If Casey had considered that I would spend nights rocking Alexander and sobbing over the fact that he is gone, would he want to do that to me, absolutely not. If he had considered the amount of strength his mother would have to muster to sort through his personal affairs, would he want to place that on her, I'd like to think not. Maybe you cannot think through those processes though when your mind is made up that you do not want to live, maybe none of that comes to mind. Take the time to know it now though. Take the time to realize how you impact others.
Everyone will have their stories of Casey. How he was the life of the party, how much fun he was and so outgoing. People will think about how they first met or their last encounter. I will think of the countless articles he sent on cures or new research on autism. I will think of how he loved to hear about trials or other interesting work I was doing. I will think of how he needed to know how I was adjusting to having a new baby how he recognized my joy. He cared so much about so many things in my life but failed to realize how equally important his own was. If I could go back, I would be sure to tell him that. I would tell him that no matter what someone throws at him, we could find a way to fight it or mitigate the damages. I would tell him that when his son is older he will be able to make his own decisions and to hold out just a few more years and see if it turns around. I would tell him that he cannot leave us because we will all be lost without him. It's too late for all of that now though. So, instead, I will travel to Little Rock on Wednesday to attend his funeral on Thursday. I will pay my last respects to another dear friend who left us too soon. I will cry my eyes out and search for some sort of closure. I hope that you were able to find peace Casey and I now hope you know that I will miss you forever and always.

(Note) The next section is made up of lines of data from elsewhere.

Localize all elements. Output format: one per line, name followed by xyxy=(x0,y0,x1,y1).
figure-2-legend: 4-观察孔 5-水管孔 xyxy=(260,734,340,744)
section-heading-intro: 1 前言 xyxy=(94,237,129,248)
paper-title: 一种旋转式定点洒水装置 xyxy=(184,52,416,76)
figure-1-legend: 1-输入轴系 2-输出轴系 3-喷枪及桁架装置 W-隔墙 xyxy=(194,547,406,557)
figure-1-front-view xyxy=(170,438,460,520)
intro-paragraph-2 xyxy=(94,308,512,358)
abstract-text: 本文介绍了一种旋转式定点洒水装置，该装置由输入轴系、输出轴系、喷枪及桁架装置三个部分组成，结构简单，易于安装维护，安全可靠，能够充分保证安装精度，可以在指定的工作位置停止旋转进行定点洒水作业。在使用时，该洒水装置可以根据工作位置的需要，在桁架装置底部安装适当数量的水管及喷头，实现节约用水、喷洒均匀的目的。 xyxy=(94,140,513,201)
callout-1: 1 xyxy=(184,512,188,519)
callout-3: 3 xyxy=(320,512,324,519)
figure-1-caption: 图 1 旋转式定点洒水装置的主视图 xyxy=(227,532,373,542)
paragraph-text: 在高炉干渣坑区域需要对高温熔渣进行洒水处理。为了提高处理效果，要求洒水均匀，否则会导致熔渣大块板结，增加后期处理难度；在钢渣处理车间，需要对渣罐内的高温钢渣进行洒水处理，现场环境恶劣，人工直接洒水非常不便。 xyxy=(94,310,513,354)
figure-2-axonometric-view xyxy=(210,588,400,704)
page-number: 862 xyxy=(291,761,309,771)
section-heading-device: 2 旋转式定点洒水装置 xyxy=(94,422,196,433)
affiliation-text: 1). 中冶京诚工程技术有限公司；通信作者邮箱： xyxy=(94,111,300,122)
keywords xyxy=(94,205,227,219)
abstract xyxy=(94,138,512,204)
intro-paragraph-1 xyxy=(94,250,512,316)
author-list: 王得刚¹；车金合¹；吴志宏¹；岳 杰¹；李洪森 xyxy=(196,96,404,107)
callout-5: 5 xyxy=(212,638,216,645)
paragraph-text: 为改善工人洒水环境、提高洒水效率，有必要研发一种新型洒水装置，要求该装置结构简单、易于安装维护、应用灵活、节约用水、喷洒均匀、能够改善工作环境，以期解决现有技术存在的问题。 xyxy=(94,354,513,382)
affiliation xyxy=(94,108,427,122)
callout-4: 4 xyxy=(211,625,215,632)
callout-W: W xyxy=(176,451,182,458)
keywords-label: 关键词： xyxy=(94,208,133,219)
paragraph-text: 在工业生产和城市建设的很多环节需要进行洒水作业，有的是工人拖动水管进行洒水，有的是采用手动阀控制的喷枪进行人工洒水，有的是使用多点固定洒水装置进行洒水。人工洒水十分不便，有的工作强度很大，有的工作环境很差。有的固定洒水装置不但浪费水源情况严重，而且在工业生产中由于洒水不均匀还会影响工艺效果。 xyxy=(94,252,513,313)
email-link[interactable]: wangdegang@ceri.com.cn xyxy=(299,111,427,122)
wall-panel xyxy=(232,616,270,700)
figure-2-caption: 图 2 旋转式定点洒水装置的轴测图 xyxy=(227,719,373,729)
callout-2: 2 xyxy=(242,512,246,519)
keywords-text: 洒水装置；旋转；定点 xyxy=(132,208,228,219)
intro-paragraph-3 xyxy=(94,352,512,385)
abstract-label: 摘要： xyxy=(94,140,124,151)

Update: Studies show that an average of 20 veterans commit suicide each day. Mission 22 is an organization that helps fund groundbreaking treatment for Veterans with traumatic brain injury and post traumatic stress. During Casey’s funeral, his mother Barbara showed amazing strength and courage by speaking in support of the Mission 22 organization. Her son’s life could have been saved by receiving the type treatment this organization funds. I, along with many others, have donated in memory of Casey Ham. Please take time to do the same.
Wow, Stephanie, I am so sorry for your loss. Suicide is so hard to understand. I also thought the same thing. Why would they put us through this if they knew how much they were going to hurt those who love them? The answer, I was told, by someone who had suicidal ideations was this: They know how much it will hurt, but in the long run, they still somehow believe that everyone WILL be better off without them. Or, in some cases all they can think about is ending the pain and nothing else. That is, for me, the most difficult thing to hear....that someone can be hurting that badly! Hugs to you!
ReplyDeleteThanks for sharing that. I do believe that he must have thought that. Obviously he was wrong. It’s so difficult to understand what each of them thought immediately before pulling the trigger. I wish I had more answers and could cure the world of whatever causes the mind to go to such a dark place.